第24章 【ネコトイヌ】
そう言えば不二くんにハンカチとDVD返さないと……そう思ってはっと顔を上げて、手元の本からバッグに視線を移す。
忘れていたわけじゃないけれど、市川さんがタオルを貸してくれようとしたことで、改めて思い出したんだけど……
毎日持って来てはいたのだけれど、なかなか返すタイミングが掴めなくて、教室や部活に堂々と返しに行く勇気もなくて、結局、月曜日も火曜日も不二くんに返すことが出来なかった。
いつでも良いって言われたって、そう言うわけにもいかないよね……なんとかして今日は返さないと、そうバッグの中のハンカチとDVDを入れた袋を見ながら、よしっ!とこっそり心に誓う。
それから返すと言えば、英二くんに返しそびれていたネコ丸のタオル。
こっちは返そうと思えば返すタイミングはいくらでもあったんだけど、行為の後ってなんだかんだとバタバタして、いまだに返せないでいる。
これもいい加減ちゃんと返さないと、そう改めて思ってチラッと英二くんをみると、彼は相変わらず楽しそうにみんなと話をしていた。
そんな彼の笑顔はもちろん格好良いんだけど、テニスをしている時の彼の笑顔にはぜんぜんかなわなくて、それから普段は絶対見せてくれない真剣な顔や、嬉しそうな顔や、苦しそうな顔や、悔しそうな顔、色々な英二くんの顔を思い出してしまい、爆発するんじゃないかと思うほど心臓が大騒ぎし出す。
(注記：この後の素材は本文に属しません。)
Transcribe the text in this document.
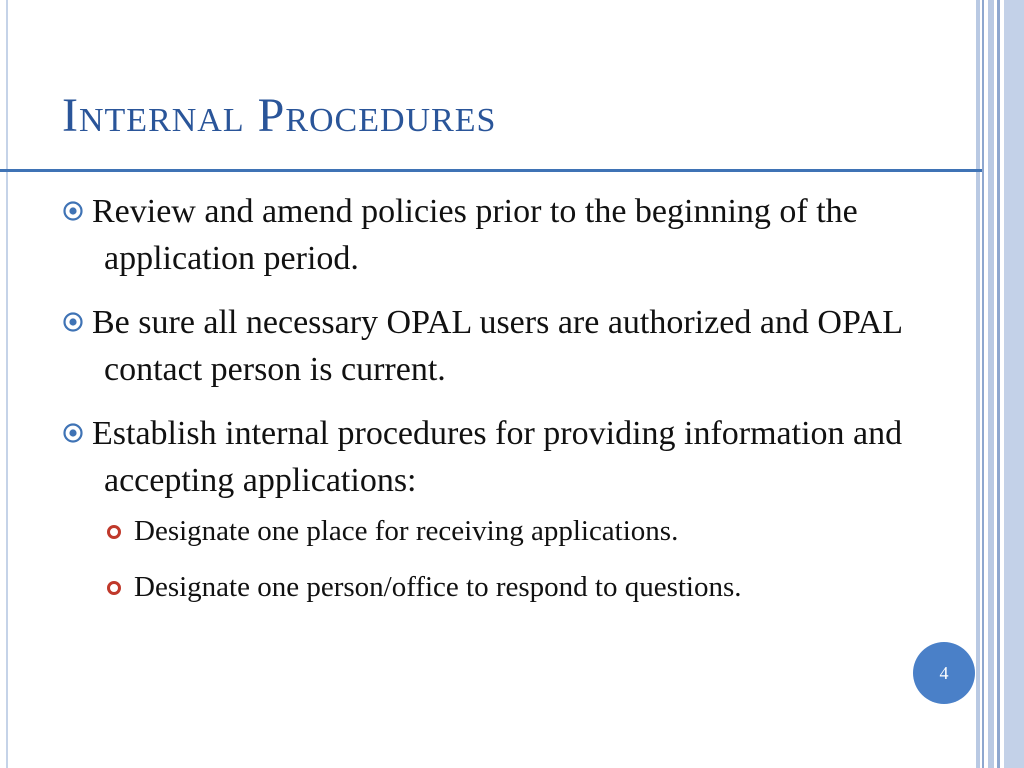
Internal Procedures
Review and amend policies prior to the beginning of the application period.
Be sure all necessary OPAL users are authorized and OPAL contact person is current.
Establish internal procedures for providing information and accepting applications:
Designate one place for receiving applications.
Designate one person/office to respond to questions.
4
テニスをする英二くんを知っちゃってから、以前よりますます彼を好きになっていくのを感じて、私、どのくらい彼のことを好きになったら満足するんだろう?なんてわかりもしない疑問に頭を悩ませる。
英二くん、今度はいつ私を呼び出してくれるかな……?そっとポケットから携帯を取り出すと、着信のない画面にため息をつく。
英二くん次第のこの恋は「待て」と「お預け」の連続で、「よし」って言われれば尻尾を振って大喜びする自分が、まるですっかり飼い慣らされたワンちゃんみたい。
私達、まさにネコとイヌって感じだね、そう思ってこっそり苦笑いをした。